やはり、仕事探しを一から始めなければいけないのは、大きなデメリットといえます。

確かに、シニア向けの人材紹介サービスは増えてはいます。

しかし、それでも60歳以降の人材を対象とする求人は数が限られており、自身の希望を100%叶えられるような仕事を見つけるのはなかなかに難しいです。

それに定年後の再就職では、以前よりも条件が悪くなる可能性も否定はできません。

雇用形態が変わったり・賃金や待遇が以前に比べて悪くなったり……ということもちろん、他にもこれまでとは違った何かしらの不満を感じてしまうことが多いのです。

しかし、次の仕事を早く見つけなければ、無給となり生活に支障をきたす恐れもあります。

仕事を早く見つけなければいけない。

でも、なかなか自分の希望に合った仕事を見つけられない。

結果、再就職活動が長引いてしまう……。

こういった、負のスバイラルに陥ってしまう可能性もあるのです。

デメリット②「仕事を一から覚えなおさなければならない」

もう一つのデメリットは、「仕事を一から覚えなおさなければならない」という点です。

加えて“新入社員”という扱いで仕事をスタートすることになるため、これまで培ってきたキャリアはほとんど意味を成さなくなります(知識や経験を活かすことはできるが)。

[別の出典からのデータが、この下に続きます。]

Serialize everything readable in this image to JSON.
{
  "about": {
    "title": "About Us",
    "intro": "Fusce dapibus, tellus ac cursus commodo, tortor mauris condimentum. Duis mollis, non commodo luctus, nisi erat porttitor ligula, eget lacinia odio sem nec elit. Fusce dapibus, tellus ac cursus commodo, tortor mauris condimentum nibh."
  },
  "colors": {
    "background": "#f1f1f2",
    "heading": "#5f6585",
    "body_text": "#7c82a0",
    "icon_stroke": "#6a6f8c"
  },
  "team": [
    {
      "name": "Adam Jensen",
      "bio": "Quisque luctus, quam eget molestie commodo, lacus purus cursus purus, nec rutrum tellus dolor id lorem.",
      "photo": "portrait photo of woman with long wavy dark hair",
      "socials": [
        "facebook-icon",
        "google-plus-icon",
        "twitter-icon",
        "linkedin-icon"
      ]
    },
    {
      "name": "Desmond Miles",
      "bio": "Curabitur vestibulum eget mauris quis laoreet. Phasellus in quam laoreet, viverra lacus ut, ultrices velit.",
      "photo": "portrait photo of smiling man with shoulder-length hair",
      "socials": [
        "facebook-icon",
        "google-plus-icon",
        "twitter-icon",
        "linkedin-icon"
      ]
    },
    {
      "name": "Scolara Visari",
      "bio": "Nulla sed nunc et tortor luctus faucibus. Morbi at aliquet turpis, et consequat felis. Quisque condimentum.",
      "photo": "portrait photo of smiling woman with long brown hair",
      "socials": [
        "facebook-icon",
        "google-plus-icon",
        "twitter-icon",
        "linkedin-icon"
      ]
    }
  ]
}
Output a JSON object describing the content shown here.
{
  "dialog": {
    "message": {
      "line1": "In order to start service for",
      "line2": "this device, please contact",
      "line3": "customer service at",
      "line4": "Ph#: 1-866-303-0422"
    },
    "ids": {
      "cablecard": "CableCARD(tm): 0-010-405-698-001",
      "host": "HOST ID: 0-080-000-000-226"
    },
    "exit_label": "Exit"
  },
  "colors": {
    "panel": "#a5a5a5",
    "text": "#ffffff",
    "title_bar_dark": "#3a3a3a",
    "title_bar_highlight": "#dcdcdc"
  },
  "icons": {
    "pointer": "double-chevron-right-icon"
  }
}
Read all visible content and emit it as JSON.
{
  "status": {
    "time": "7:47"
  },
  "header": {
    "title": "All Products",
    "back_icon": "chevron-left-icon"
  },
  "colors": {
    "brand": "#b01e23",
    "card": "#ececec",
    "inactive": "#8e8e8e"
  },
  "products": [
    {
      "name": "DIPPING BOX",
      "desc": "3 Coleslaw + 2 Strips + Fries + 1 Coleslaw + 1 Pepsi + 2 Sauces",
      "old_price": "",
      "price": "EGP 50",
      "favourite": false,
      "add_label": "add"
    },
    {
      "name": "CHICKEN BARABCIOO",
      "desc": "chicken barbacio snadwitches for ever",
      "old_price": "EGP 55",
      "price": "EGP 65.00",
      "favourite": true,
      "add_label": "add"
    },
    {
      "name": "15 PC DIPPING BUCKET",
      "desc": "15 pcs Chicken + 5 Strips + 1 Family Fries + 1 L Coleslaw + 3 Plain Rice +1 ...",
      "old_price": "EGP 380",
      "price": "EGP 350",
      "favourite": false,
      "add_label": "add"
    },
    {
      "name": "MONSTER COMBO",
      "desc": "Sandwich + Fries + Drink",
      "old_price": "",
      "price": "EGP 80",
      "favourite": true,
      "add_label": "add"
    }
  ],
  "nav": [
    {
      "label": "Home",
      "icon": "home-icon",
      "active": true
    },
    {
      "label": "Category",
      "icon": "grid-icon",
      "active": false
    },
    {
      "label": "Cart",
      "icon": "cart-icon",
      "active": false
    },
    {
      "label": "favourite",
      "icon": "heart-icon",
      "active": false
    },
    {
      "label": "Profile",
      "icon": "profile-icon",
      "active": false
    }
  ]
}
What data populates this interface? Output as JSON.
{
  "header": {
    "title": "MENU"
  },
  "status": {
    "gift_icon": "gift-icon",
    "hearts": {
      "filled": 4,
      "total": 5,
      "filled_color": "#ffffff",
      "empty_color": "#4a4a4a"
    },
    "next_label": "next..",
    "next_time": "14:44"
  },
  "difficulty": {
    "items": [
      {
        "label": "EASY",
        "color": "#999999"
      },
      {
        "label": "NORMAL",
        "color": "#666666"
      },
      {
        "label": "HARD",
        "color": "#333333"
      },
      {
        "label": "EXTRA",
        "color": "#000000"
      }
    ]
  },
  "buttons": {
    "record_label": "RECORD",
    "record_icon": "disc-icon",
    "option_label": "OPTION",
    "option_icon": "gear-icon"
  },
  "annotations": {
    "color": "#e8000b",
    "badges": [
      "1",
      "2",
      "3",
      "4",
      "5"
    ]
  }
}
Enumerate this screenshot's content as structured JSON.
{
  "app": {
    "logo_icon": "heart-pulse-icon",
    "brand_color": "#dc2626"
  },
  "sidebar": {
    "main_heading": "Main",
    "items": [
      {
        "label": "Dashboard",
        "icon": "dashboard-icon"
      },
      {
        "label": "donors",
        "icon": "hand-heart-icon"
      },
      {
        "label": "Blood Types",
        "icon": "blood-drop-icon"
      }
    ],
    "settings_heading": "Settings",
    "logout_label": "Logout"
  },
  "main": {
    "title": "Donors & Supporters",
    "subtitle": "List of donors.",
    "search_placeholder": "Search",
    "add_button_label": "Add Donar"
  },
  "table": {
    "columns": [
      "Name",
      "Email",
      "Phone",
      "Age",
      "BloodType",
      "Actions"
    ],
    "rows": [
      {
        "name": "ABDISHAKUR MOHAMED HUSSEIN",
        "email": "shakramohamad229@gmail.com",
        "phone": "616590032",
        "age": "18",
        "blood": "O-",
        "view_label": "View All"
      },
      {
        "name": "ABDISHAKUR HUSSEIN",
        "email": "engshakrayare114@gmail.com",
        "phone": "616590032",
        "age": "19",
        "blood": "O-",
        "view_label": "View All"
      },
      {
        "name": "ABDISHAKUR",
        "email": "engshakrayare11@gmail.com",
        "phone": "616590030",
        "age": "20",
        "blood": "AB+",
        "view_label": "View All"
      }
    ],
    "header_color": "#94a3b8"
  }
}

もちろん、人間関係も一新され、一から人間関係を構築していかなくてはなりません。

「気持ちを一新できる」というメリットにも取れますが、人や環境によっては「すべてを一からやり直さなくてはならない」という見方もでき、精神的なストレスになってしまう恐れもあるのです。

デメリット③「ブランクが開いてしまうこともある」

これも人によりますが、退職後にすぐに就職活動をする人もいれば、少しお休みを取る人もいます。

「これまで長く会社に勤めていたのだから、少しくらいは休息をとりたい」と考えるのは至極当然なことです。

しかし、“休息をとる=ブランクが空く”こととなってしまいます。

職場復帰への期間が長くなればなるほど心理的な抵抗も大きくなりますし、無給の状態が続くことから不安を感じることもあるかもしれません。

それでなくても、再就職=仕事探し・履歴書の記載・面接など、仕事に就くまでの間にやらなければいけないこと(思い出さなくてはいけないこと)が多々あります。

なかなか希望の条件が見つからずに、精神的にプレッシャーとなることもあり得ます。

ブランクが空くほどに再就職がしづらい環境になっていくこともあるので、この点には十分に注意しておいた方がいいかもしれません。

まとめ


どちらにも一長一短があり、どちらを選択するかは人それぞれで異なります。

それぞれの特徴をしっかりと理解し、自分に合った方法を選択してみてください。

ちなみに、どちらにおいても言える“成功のポイント”というのはあります。

一つは、「生活の収支を正しく計算しておくこと」です。

生きがいのために仕事をする方もいらっしゃいますが、それでも「生活のために仕事をする」ことにも違いはありません。

この時、仕事選びと深い関わりを持つのが「生活費」です。

定年後→年金の受給が始まるまでの間は、収入が下がるケースがほとんどです。

また、人によっては「年金だけでは生活できない」という人もいるはずです。

だからこそ、事前に“生活における収支を正しく計算しておく”必要がありますし、“年金の受給予定額についてもある程度予測しておく”必要があるのです。

そうすれば、「いくら生活費が必要なのか?」がある程度把握できるようになります。

そしてもう一つは、「”やりたいこと”と”妥協できること”のバランスを考えること」です。

再雇用であれ再就職であれ、自身の要望がすべて叶うことはほぼありません。

だからこそ、「絶対に譲れないもの」「ある程度妥協できる条件」を整理しておく必要があるのです。

できる限り、具体的なケースで想像しておくといいでしょう。

もちろん、「何のために働くのか?」を明確にしておくことも大切です。

“生きがいのため”なのか、“生活のため”なのか……。

目的が明確であればあるほどに、選択もしやすくなるかと思います。